Son’s death behind $6m gift to boost equity among medical students

A fatal collision with a car while cycling in Mount Waverley ended Damion Drapac’s medical career barely a year after it began.

Damion, who was 30 when he died in 2019, had taken the long road to a career in medicine, going through the rigorous selection process for medical school three times in four years before finally being accepted.

Property investor Michael Drapac has given Deakin University $6.1 million to set up a scholarship for disadvantaged students to study medicine.Credit:Chris Hopkins

Middling marks in his first two years of university, while studying nutrition and dietetics at Monash, counted heavily against him, his father Michael Drapac said.

“He was penalised for those two years,” Drapac said. “So many students are denied access to the course, not because they haven’t demonstrated vocational and empathetic suitability, but because they weren’t in the top 1 per cent of academic students.”

Eventually Damion gained a place in Deakin University’s Doctor of Medicine course, and Drapac said he had never seen his son so driven and inspired to help others as in the months before his death.

“Being a doctor was his way of being the best version of himself,” his father said.

Michael Drapac with his late son Damion, after whom the Damion Drapac Centre will be named.

Drapac, a property investor, has just gifted Deakin University $6.1 million – the largest donation in the university’s history – to establish a centre for advancing equity for aspiring medical students.

The Damion Drapac Centre, as it will be named, will provide scholarships to medicine students from disadvantaged, diverse and regional backgrounds, groups typically under-represented in the medical professions.

The scholarships, worth $60,000 a year, will not solely be awarded based on an applicant’s academic results, but also by their demonstrated commitment to a career in medicine. They will be offered in perpetuity.

It is hoped many graduates who pass through the centre will go on to work in regional communities, where doctor shortages are greater than in most parts of Melbourne.

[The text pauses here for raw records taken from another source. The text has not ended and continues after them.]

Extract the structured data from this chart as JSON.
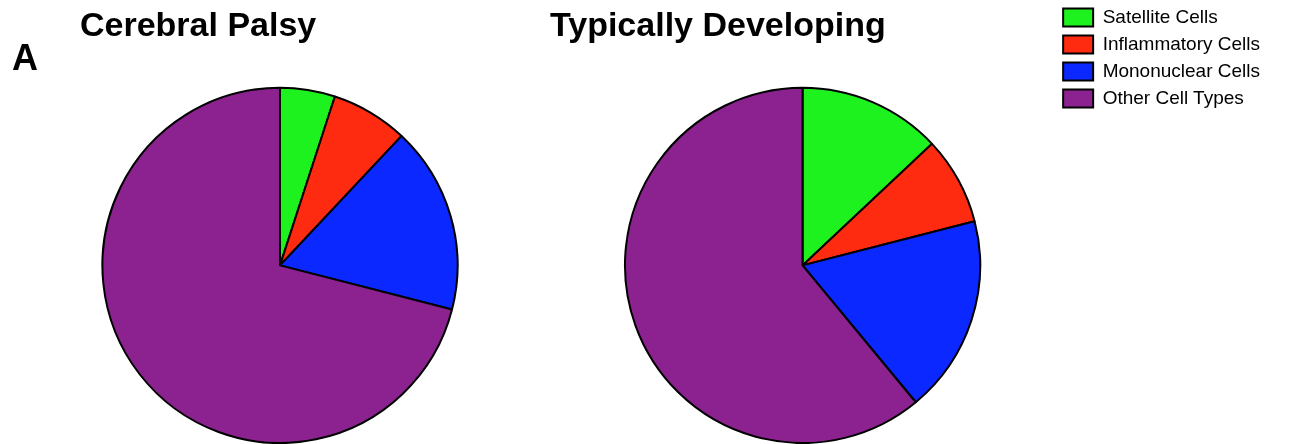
{
  "chart_data": [
    {
      "type": "pie",
      "title": "Cerebral Palsy",
      "categories": [
        null,
        null,
        null,
        null
      ],
      "values": [
        5,
        7,
        17,
        71
      ],
      "colors": [
        "#1ef21e",
        "#ff2b10",
        "#0a28ff",
        "#8c2290"
      ],
      "legend": false,
      "annotations": [
        "A"
      ]
    },
    {
      "type": "pie",
      "title": "Typically Developing",
      "categories": [
        "Satellite Cells",
        "Inflammatory Cells",
        "Mononuclear Cells",
        "Other Cell Types"
      ],
      "values": [
        13,
        8,
        18,
        61
      ],
      "colors": [
        "#1ef21e",
        "#ff2b10",
        "#0a28ff",
        "#8c2290"
      ],
      "legend": "right"
    }
  ]
}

Recent Deakin medicine graduate Damion Drapac was killed while cycling in Melbourne’s eastern suburbs in 2019.

Deakin vice-chancellor Professor Iain Martin said, “you don’t need to scratch very far at the moment to see just how hard it is to get doctors in regional and rural Australia”.

Martin said students studying medicine from “non-traditional … less wealthy” backgrounds faced greater obstacles to success, including the expense of studying medicine, and in most cases no family members with lived experience of working in the profession.

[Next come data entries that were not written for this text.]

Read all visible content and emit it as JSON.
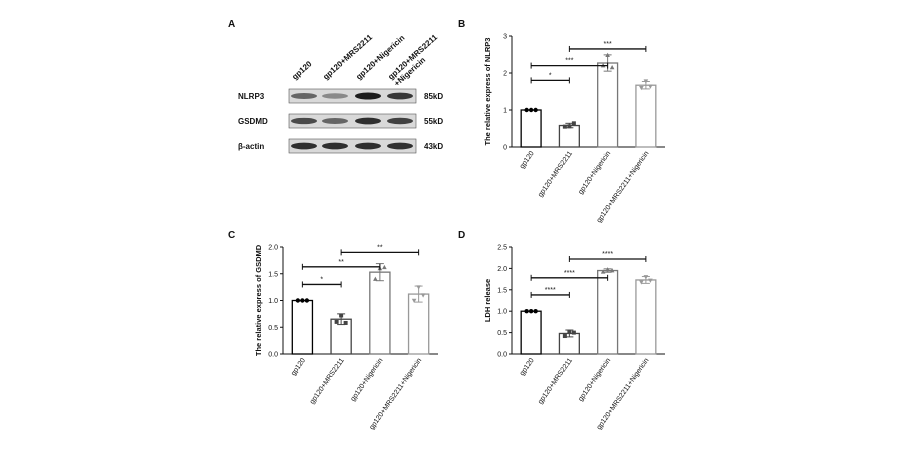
{
  "panels": {
    "a": {
      "label": "A"
    },
    "b": {
      "label": "B"
    },
    "c": {
      "label": "C"
    },
    "d": {
      "label": "D"
    }
  },
  "blot": {
    "lanes": [
      "gp120",
      "gp120+MRS2211",
      "gp120+Nigericin",
      "gp120+MRS2211\n+Nigericin"
    ],
    "proteins": [
      "NLRP3",
      "GSDMD",
      "β-actin"
    ],
    "sizes": [
      "85kD",
      "55kD",
      "43kD"
    ],
    "band_intensity": [
      [
        0.55,
        0.35,
        0.95,
        0.8
      ],
      [
        0.7,
        0.55,
        0.85,
        0.75
      ],
      [
        0.85,
        0.85,
        0.85,
        0.85
      ]
    ]
  },
  "chart_data": [
    {
      "id": "b",
      "type": "bar",
      "categories": [
        "gp120",
        "gp120+MRS2211",
        "gp120+Nigericin",
        "gp120+MRS2211+Nigericin"
      ],
      "values": [
        1.0,
        0.58,
        2.27,
        1.67
      ],
      "errors": [
        0.0,
        0.06,
        0.22,
        0.1
      ],
      "points": [
        [
          1.0,
          1.0,
          1.0
        ],
        [
          0.55,
          0.56,
          0.64
        ],
        [
          2.2,
          2.48,
          2.15
        ],
        [
          1.6,
          1.78,
          1.64
        ]
      ],
      "colors": [
        "#000000",
        "#444444",
        "#777777",
        "#999999"
      ],
      "ylabel": "The relative express of NLRP3",
      "ylim": [
        0,
        3
      ],
      "yticks": [
        0,
        1,
        2,
        3
      ],
      "sig": [
        {
          "from": 0,
          "to": 1,
          "y": 1.8,
          "label": "*"
        },
        {
          "from": 0,
          "to": 2,
          "y": 2.2,
          "label": "***"
        },
        {
          "from": 1,
          "to": 3,
          "y": 2.65,
          "label": "***"
        }
      ]
    },
    {
      "id": "c",
      "type": "bar",
      "categories": [
        "gp120",
        "gp120+MRS2211",
        "gp120+Nigericin",
        "gp120+MRS2211+Nigericin"
      ],
      "values": [
        1.0,
        0.65,
        1.53,
        1.12
      ],
      "errors": [
        0.0,
        0.1,
        0.16,
        0.15
      ],
      "points": [
        [
          1.0,
          1.0,
          1.0
        ],
        [
          0.6,
          0.72,
          0.58
        ],
        [
          1.4,
          1.6,
          1.62
        ],
        [
          1.0,
          1.25,
          1.1
        ]
      ],
      "colors": [
        "#000000",
        "#444444",
        "#777777",
        "#999999"
      ],
      "ylabel": "The relative express of GSDMD",
      "ylim": [
        0,
        2.0
      ],
      "yticks": [
        0.0,
        0.5,
        1.0,
        1.5,
        2.0
      ],
      "sig": [
        {
          "from": 0,
          "to": 1,
          "y": 1.3,
          "label": "*"
        },
        {
          "from": 0,
          "to": 2,
          "y": 1.63,
          "label": "**"
        },
        {
          "from": 1,
          "to": 3,
          "y": 1.9,
          "label": "**"
        }
      ]
    },
    {
      "id": "d",
      "type": "bar",
      "categories": [
        "gp120",
        "gp120+MRS2211",
        "gp120+Nigericin",
        "gp120+MRS2211+Nigericin"
      ],
      "values": [
        1.0,
        0.48,
        1.95,
        1.73
      ],
      "errors": [
        0.0,
        0.08,
        0.04,
        0.08
      ],
      "points": [
        [
          1.0,
          1.0,
          1.0
        ],
        [
          0.42,
          0.52,
          0.5
        ],
        [
          1.92,
          1.97,
          1.95
        ],
        [
          1.68,
          1.8,
          1.72
        ]
      ],
      "colors": [
        "#000000",
        "#444444",
        "#777777",
        "#999999"
      ],
      "ylabel": "LDH release",
      "ylim": [
        0,
        2.5
      ],
      "yticks": [
        0.0,
        0.5,
        1.0,
        1.5,
        2.0,
        2.5
      ],
      "sig": [
        {
          "from": 0,
          "to": 1,
          "y": 1.38,
          "label": "****"
        },
        {
          "from": 0,
          "to": 2,
          "y": 1.78,
          "label": "****"
        },
        {
          "from": 1,
          "to": 3,
          "y": 2.22,
          "label": "****"
        }
      ]
    }
  ]
}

The centre will employ four staff dedicated to supporting its scholars through their studies.

Three scholarships will be awarded in the centre’s first year, in 2026, growing to 12 scholars across four year levels by 2030, Martin said.

He said the donation was significant for Deakin’s medical program.

“We really want to use this to increasingly make sure that our medical program reflects the diverse communities that we draw and serve, from the western suburbs of Melbourne right out to rural southwest Victoria.”

Current Deakin student Carl Angus also had to find his own, circuitous route into a medical career, after an early misstep. Angus gained an undergraduate place at Monash University’s intensively competitive School of Medicine as a 17-year-old, but struggled to adapt to Melbourne life and withdrew within two years.

Now 37 and working at a sawmill in Colac, Angus is two years into his four-year Doctor of Medicine, having gained a degree in accounting and worked as a secondary school maths teacher in the 17 years since quitting Monash.

He has his heart set on being a country doctor.

Angus was inspired to make his second attempt at studying medicine after taking a group of senior students to an open day at Deakin.

“We went to the Doctor of Medicine open day, and they spoke about how one of their best students [had been] a chef,” he said.